The assets securing the Notes will consist primarily of a portfolio of Senior Obligations, Mezzanine Obligations and High Yield Bonds, and will be managed by Onex Credit Partners LLC.

Onex Corporation (Onex) indirectly owns approximately 82% of the economic interest in the Portfolio Manager. Onex is one of the oldest and most well-respected private equity firms. At 31 December 2018, Onex had $31 billion of assets under management, including $6.4 billion of Onex proprietary capital, in private equity and credit securities.

Eligibility criteria (includes): it is a Secured Senior Obligation, a Corporate Rescue Loan, an Unsecured Senior Obligation, a Mezzanine Obligation, a Second Lien Loan or a High Yield Bond, in each case; it is not a Defaulted Obligation or a Credit Risk Obligation; it is not a lease; it is not a Structured Finance Security or a Synthetic Security; it is not a Zero Coupon Security; it has an Fitch Rating of not lower than "CCC-" and a Moody’s Rating of not lower than "Caa3"; is an obligation of an Obligor or Obligors Domiciled in a Non-Emerging Market Country (as determined by the Portfolio Manager acting on behalf of the Issuer); it is not a Project Finance Loan; it has a minimum purchase price of 65% of the Principal Balance of such Collateral Obligation.

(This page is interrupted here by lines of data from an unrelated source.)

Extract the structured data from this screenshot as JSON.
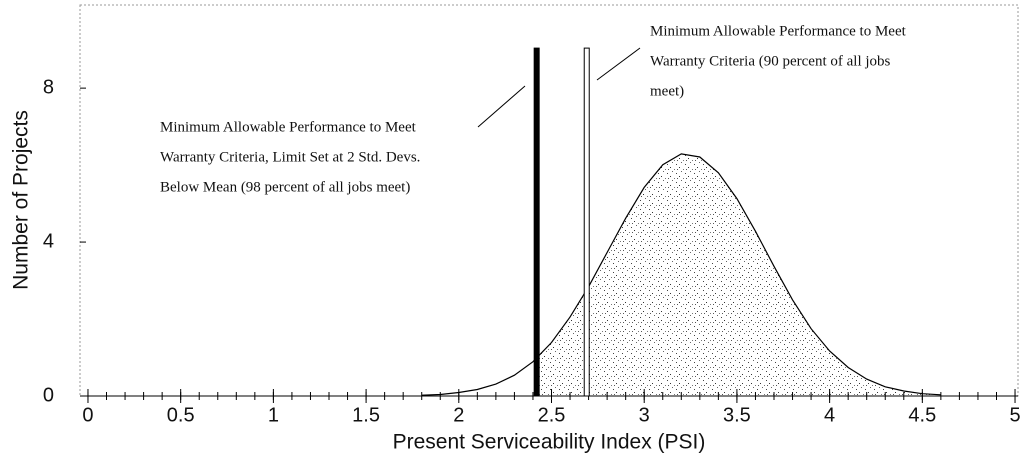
{
  "chart_data": {
    "type": "line",
    "xlabel": "Present Serviceability Index (PSI)",
    "ylabel": "Number of Projects",
    "xlim": [
      -0.043,
      5.016
    ],
    "ylim": [
      0,
      10.16
    ],
    "xticks": [
      0,
      0.5,
      1,
      1.5,
      2,
      2.5,
      3,
      3.5,
      4,
      4.5,
      5
    ],
    "xminorticks": [
      0,
      0.1,
      0.2,
      0.3,
      0.4,
      0.5,
      0.6,
      0.7,
      0.8,
      0.9,
      1,
      1.1,
      1.2,
      1.3,
      1.4,
      1.5,
      1.6,
      1.7,
      1.8,
      1.9,
      2,
      2.1,
      2.2,
      2.3,
      2.4,
      2.5,
      2.6,
      2.7,
      2.8,
      2.9,
      3,
      3.1,
      3.2,
      3.3,
      3.4,
      3.5,
      3.6,
      3.7,
      3.8,
      3.9,
      4,
      4.1,
      4.2,
      4.3,
      4.4,
      4.5,
      4.6,
      4.7,
      4.8,
      4.9,
      5
    ],
    "yticks": [
      0,
      4,
      8
    ],
    "x": [
      1.8,
      1.9,
      2.0,
      2.1,
      2.2,
      2.3,
      2.4,
      2.5,
      2.6,
      2.7,
      2.8,
      2.9,
      3.0,
      3.1,
      3.2,
      3.3,
      3.4,
      3.5,
      3.6,
      3.7,
      3.8,
      3.9,
      4.0,
      4.1,
      4.2,
      4.3,
      4.4,
      4.5,
      4.6
    ],
    "series": [
      {
        "color": "#000000",
        "values": [
          0.02,
          0.04,
          0.09,
          0.17,
          0.31,
          0.54,
          0.89,
          1.39,
          2.05,
          2.84,
          3.73,
          4.62,
          5.42,
          6.01,
          6.29,
          6.21,
          5.8,
          5.13,
          4.28,
          3.37,
          2.5,
          1.75,
          1.17,
          0.74,
          0.44,
          0.24,
          0.13,
          0.06,
          0.03
        ]
      }
    ],
    "markers": [
      {
        "x": 2.42,
        "top": 9.04,
        "color": "#000000"
      },
      {
        "x": 2.69,
        "top": 9.04,
        "color": "#ffffff"
      }
    ],
    "annotations": [
      {
        "lines": [
          "Minimum Allowable Performance to Meet",
          "Warranty Criteria, Limit Set at 2 Std. Devs.",
          "Below Mean (98 percent of all jobs meet)"
        ]
      },
      {
        "lines": [
          "Minimum Allowable Performance to Meet",
          "Warranty Criteria (90 percent of all jobs",
          "meet)"
        ]
      }
    ]
  }
}
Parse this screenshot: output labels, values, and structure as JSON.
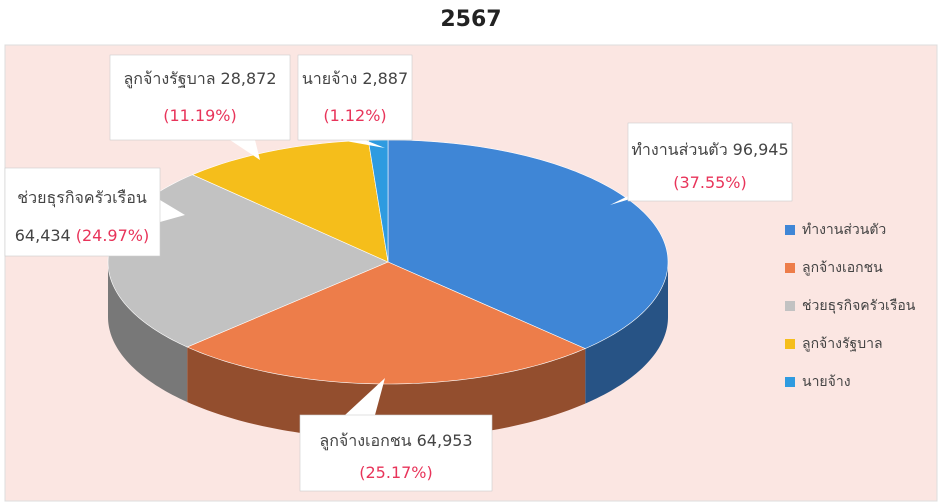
{
  "chart_data": {
    "type": "pie",
    "title": "2567",
    "categories": [
      "ทำงานส่วนตัว",
      "ลูกจ้างเอกชน",
      "ช่วยธุรกิจครัวเรือน",
      "ลูกจ้างรัฐบาล",
      "นายจ้าง"
    ],
    "values": [
      96945,
      64953,
      64434,
      28872,
      2887
    ],
    "value_labels": [
      "96,945",
      "64,953",
      "64,434",
      "28,872",
      "2,887"
    ],
    "percentages": [
      37.55,
      25.17,
      24.97,
      11.19,
      1.12
    ],
    "percent_labels": [
      "(37.55%)",
      "(25.17%)",
      "(24.97%)",
      "(11.19%)",
      "(1.12%)"
    ],
    "colors": [
      "#3f86d6",
      "#ed7d4a",
      "#c2c2c2",
      "#f5be1b",
      "#2e9be0"
    ],
    "legend": "right"
  }
}
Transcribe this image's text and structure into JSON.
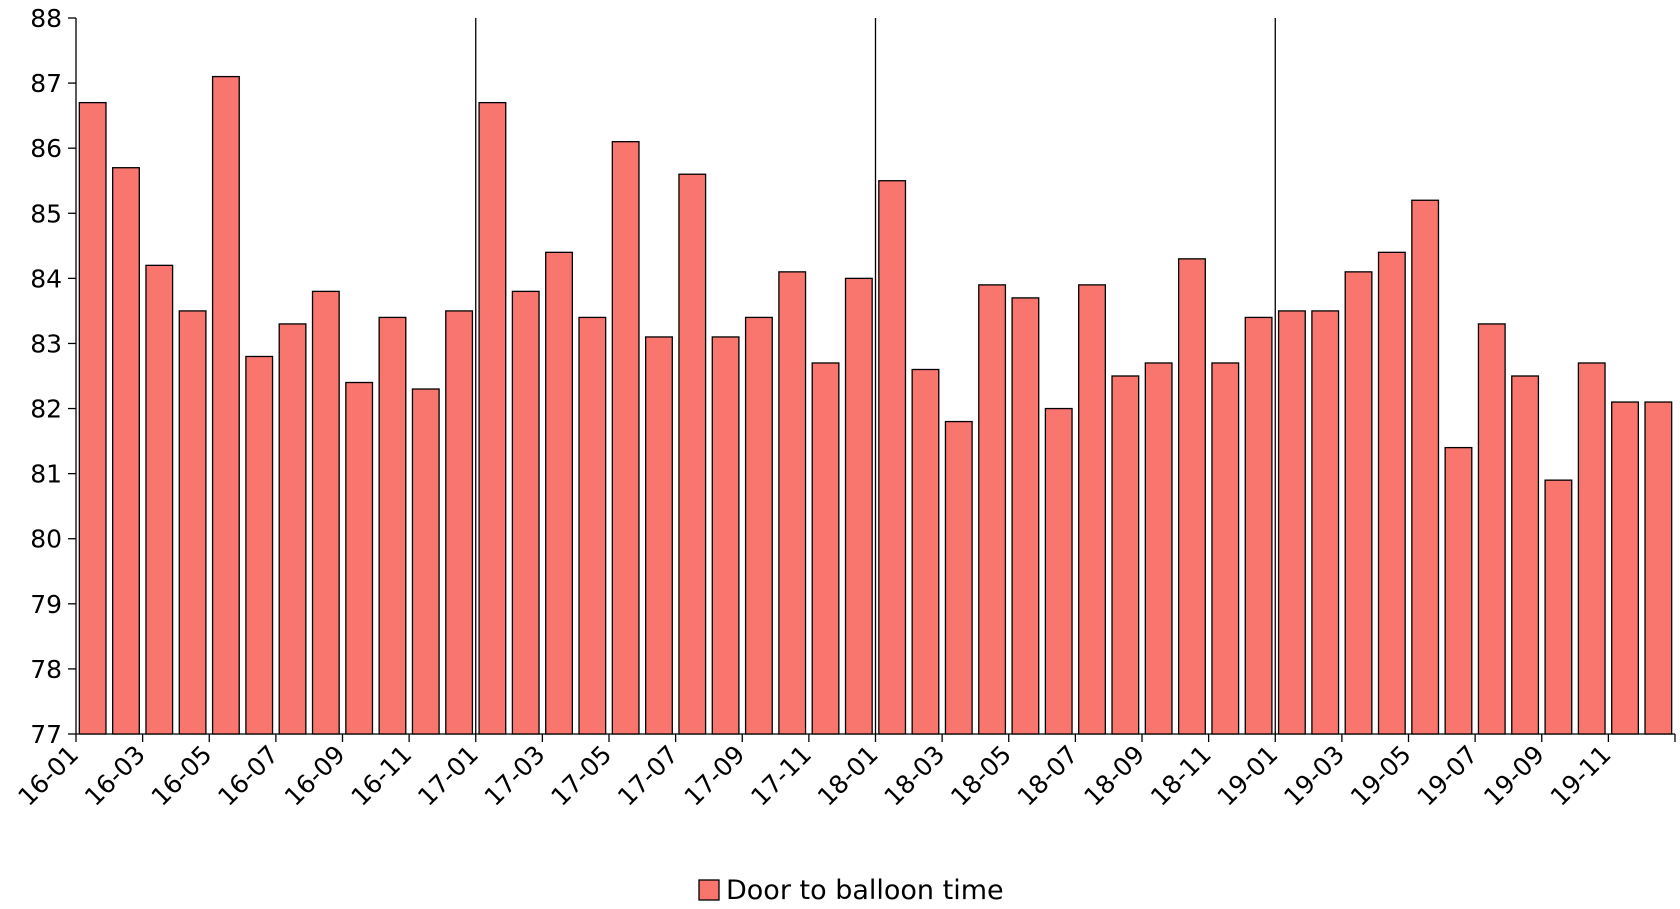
{
  "chart_data": {
    "type": "bar",
    "categories": [
      "16-01",
      "16-02",
      "16-03",
      "16-04",
      "16-05",
      "16-06",
      "16-07",
      "16-08",
      "16-09",
      "16-10",
      "16-11",
      "16-12",
      "17-01",
      "17-02",
      "17-03",
      "17-04",
      "17-05",
      "17-06",
      "17-07",
      "17-08",
      "17-09",
      "17-10",
      "17-11",
      "17-12",
      "18-01",
      "18-02",
      "18-03",
      "18-04",
      "18-05",
      "18-06",
      "18-07",
      "18-08",
      "18-09",
      "18-10",
      "18-11",
      "18-12",
      "19-01",
      "19-02",
      "19-03",
      "19-04",
      "19-05",
      "19-06",
      "19-07",
      "19-08",
      "19-09",
      "19-10",
      "19-11",
      "19-12"
    ],
    "x_tick_labels": [
      "16-01",
      "16-03",
      "16-05",
      "16-07",
      "16-09",
      "16-11",
      "17-01",
      "17-03",
      "17-05",
      "17-07",
      "17-09",
      "17-11",
      "18-01",
      "18-03",
      "18-05",
      "18-07",
      "18-09",
      "18-11",
      "19-01",
      "19-03",
      "19-05",
      "19-07",
      "19-09",
      "19-11"
    ],
    "series": [
      {
        "name": "Door to balloon time",
        "color": "#f8766d",
        "values": [
          86.7,
          85.7,
          84.2,
          83.5,
          87.1,
          82.8,
          83.3,
          83.8,
          82.4,
          83.4,
          82.3,
          83.5,
          86.7,
          83.8,
          84.4,
          83.4,
          86.1,
          83.1,
          85.6,
          83.1,
          83.4,
          84.1,
          82.7,
          84.0,
          85.5,
          82.6,
          81.8,
          83.9,
          83.7,
          82.0,
          83.9,
          82.5,
          82.7,
          84.3,
          82.7,
          83.4,
          83.5,
          83.5,
          84.1,
          84.4,
          85.2,
          81.4,
          83.3,
          82.5,
          80.9,
          82.7,
          82.1,
          82.1
        ]
      }
    ],
    "y_ticks": [
      77,
      78,
      79,
      80,
      81,
      82,
      83,
      84,
      85,
      86,
      87,
      88
    ],
    "ylim": [
      77,
      88
    ],
    "year_separators_after": [
      "16-12",
      "17-12",
      "18-12"
    ],
    "grid": false,
    "legend_position": "bottom-center"
  }
}
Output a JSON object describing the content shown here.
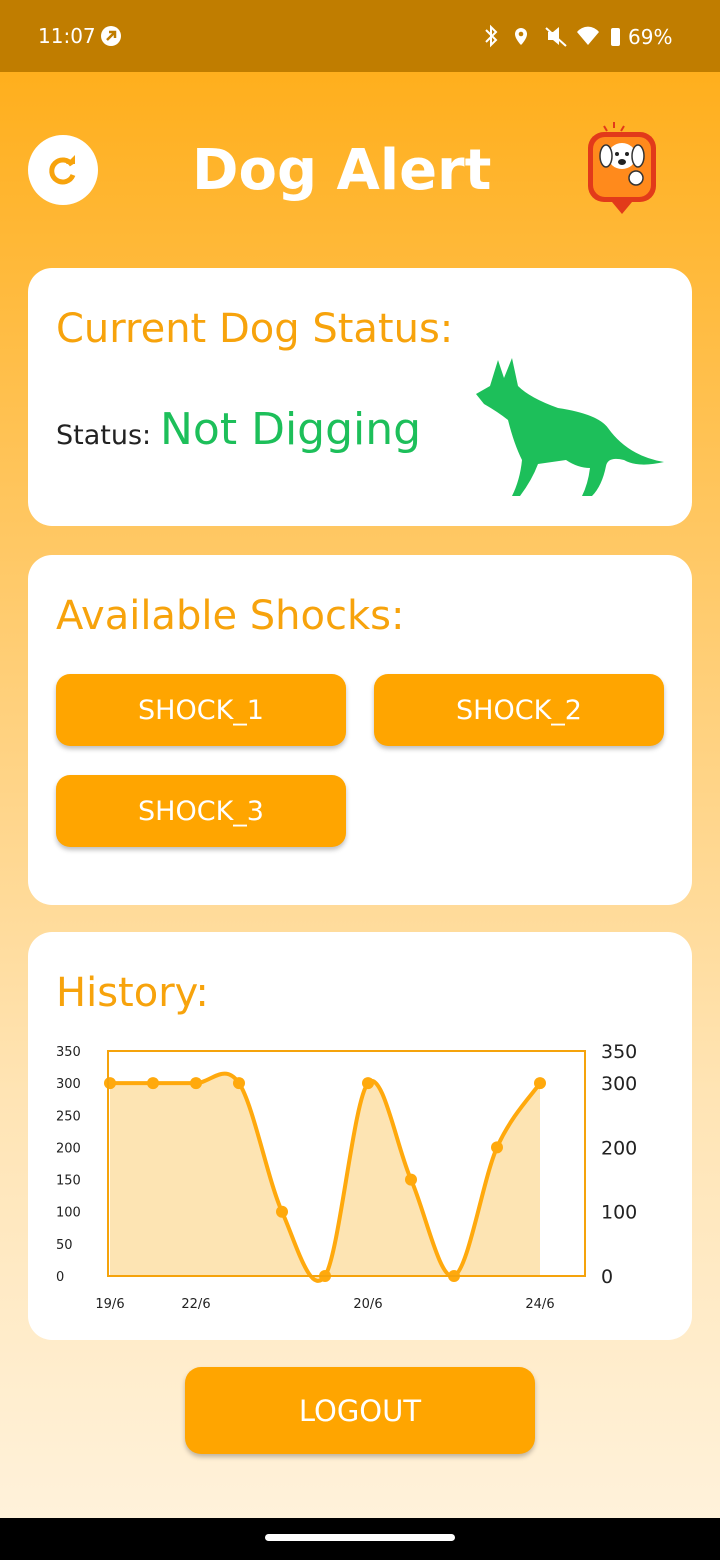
{
  "status_bar": {
    "time": "11:07",
    "battery": "69%"
  },
  "header": {
    "title": "Dog Alert"
  },
  "status_card": {
    "title": "Current Dog Status:",
    "label": "Status:",
    "value": "Not Digging"
  },
  "shocks_card": {
    "title": "Available Shocks:",
    "buttons": [
      "SHOCK_1",
      "SHOCK_2",
      "SHOCK_3"
    ]
  },
  "history": {
    "title": "History:",
    "chart_data": {
      "type": "line",
      "categories": [
        "19/6",
        null,
        "22/6",
        null,
        null,
        null,
        "20/6",
        null,
        null,
        null,
        "24/6"
      ],
      "series": [
        {
          "name": null,
          "color": "#ffa90d",
          "values": [
            300,
            300,
            300,
            300,
            100,
            0,
            300,
            150,
            0,
            200,
            300
          ]
        }
      ],
      "ylim": [
        0,
        350
      ],
      "yticks": [
        0,
        50,
        100,
        150,
        200,
        250,
        300,
        350
      ],
      "y2lim": [
        0,
        350
      ],
      "y2ticks": [
        0,
        100,
        200,
        300,
        350
      ]
    }
  },
  "logout": "LOGOUT"
}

The Issuer anticipates that by the Issue Date it, or the Portfolio Manager on its behalf, will have purchased or committed to purchase Collateral Obligations the Aggregate Principal Balance of which is equal to at least €318.75mln, which is 75% of the Target Par Amount.

The Notes other than the Retention Notes and any other Notes being sold directly by the Issuer to the Originator are being offered by the Issuer through J.P. Morgan Securities plc in its capacity as placement agent of the offering.


EU Risk Retention: The Originator will undertake to acquire and hold on an ongoing basis, for so long as any Notes are outstanding, Subordinated Notes with a Principal Amount Outstanding as of the Issue Date equal to not less than 5% of the Collateral Principal Amount.